Segundo a professora Patrícia, durante suas aulas, quando ela apresenta os dados da pesquisa BISC, ela nota o desconhecimento dos alunos com relação ao engajamento social das empresas.
Na opinião da professora Patrícia, a mudança dos beneficiários dos investimentos sociais corporativos no ano de 2020 levanta o questionamento do porquê eles não vinham sendo apoiados desde antes. Além disso, é preciso entender como foram as interações para construir os hospitais de campanha, a fábrica de vacinas e o que fica de aprendizado para que as próximas pesquisas do BISC tenham uma análise mais aprofundada desse conhecimento.

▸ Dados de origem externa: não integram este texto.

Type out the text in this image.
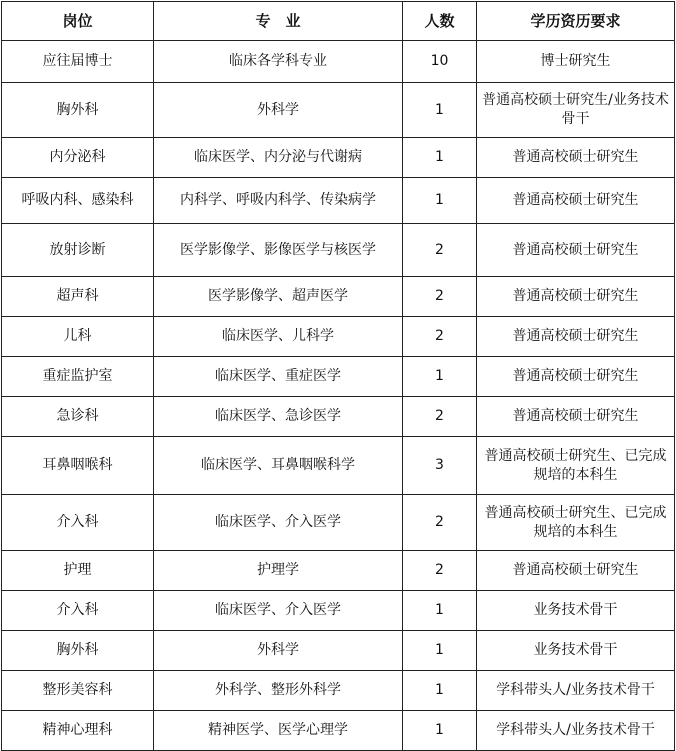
岗位	专　业	人数	学历资历要求
应往届博士	临床各学科专业	10	博士研究生
胸外科	外科学	1	普通高校硕士研究生/业务技术骨干
内分泌科	临床医学、内分泌与代谢病	1	普通高校硕士研究生
呼吸内科、感染科	内科学、呼吸内科学、传染病学	1	普通高校硕士研究生
放射诊断	医学影像学、影像医学与核医学	2	普通高校硕士研究生
超声科	医学影像学、超声医学	2	普通高校硕士研究生
儿科	临床医学、儿科学	2	普通高校硕士研究生
重症监护室	临床医学、重症医学	1	普通高校硕士研究生
急诊科	临床医学、急诊医学	2	普通高校硕士研究生
耳鼻咽喉科	临床医学、耳鼻咽喉科学	3	普通高校硕士研究生、已完成规培的本科生
介入科	临床医学、介入医学	2	普通高校硕士研究生、已完成规培的本科生
护理	护理学	2	普通高校硕士研究生
介入科	临床医学、介入医学	1	业务技术骨干
胸外科	外科学	1	业务技术骨干
整形美容科	外科学、整形外科学	1	学科带头人/业务技术骨干
精神心理科	精神医学、医学心理学	1	学科带头人/业务技术骨干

Para a professora Rosa Maria Fischer, houve muito consenso entre os demais painelistas no que concerne à análise dos dados que, embora preliminares, já são bastante fortes. Considerando o aumento de R$ 2 bilhões em 2019 para R$ 5 bilhões em 2020 , ela defendeu que, “se tem caixa, então é possível investir mais no social e no ambiental”. Embora, também, seja esperado que as empresas não vão manter esse patamar de elevação dos investimentos sociais, percebe-se que existe essa possibilidade de flexibilizar o caixa do investimento, bem como houve a ampliação da inovação social na prática corporativa
Um outro dado que saltou aos olhos da professora Rosa foi o aumento dos investimentos no setor de bens e serviços, com apoio muito forte à área de logística, com insumos e produtos de limpeza – que eram bastante necessários na fase mais intensa da pandemia. Na pesquisa, foram identificadas diversas parcerias entre as empresas no sentido de colaboração mútua entre elas na realização de serviços. “Então se observa que a assinatura do cheque não é a única contribuição que o setor corporativo pode oferecer ao país e isso é muito importante de se detectar”.
Segundo Rosa, a introdução da temática da Amazônia Legal se faz bastante necessária nos momentos atuais, em que se é preciso entender que os investimentos não podem mais ser apenas sociais ou ambientais, mas precisam ser pensados como investimentos socioambientais. “Eu testemunhei a história, desde o início, dos investimentos sociais corporativos e uma preocupação minha era que sempre houve essa separação, investimento social de um lado e investimento ambiental de outro. Finalmente nós estamos conseguindo perceber que muito do investimento olhado só para o social perde de vista possíveis externalidades, até negativas, que podem acontecer no ambiental”.
A professora Rosa consegue vislumbrar uma perspectiva muito positiva para a pesquisa BISC, ampliando sua aproximação socioambiental, em especial no que se refere à Amazônia Legal (embora existam diversos biomas com suas problemáticas no Brasil). Com a pesquisa ampliando seu olhar, ela também pode direcionar parâmetros às empresa nesse sentido. É preciso trabalhar a questão dos ESG de forma compartilhada e não compartimentalizada, uma vez que é necessário ver a sustentabilidade como um todo.
“O grande dificultador para avançarmos na agenda socioambiental é, na verdade, o Estado. E por isso que eu vejo o trabalho de empresas procurando influenciar as políticas públicas, não apenas parceirizar com as políticas públicas, mas influenciar as suas próprias concepções e implementações da ação pública, eu acho que é um papel fundamental que as empresas podem exercer”. Finalizou a professora Rosa.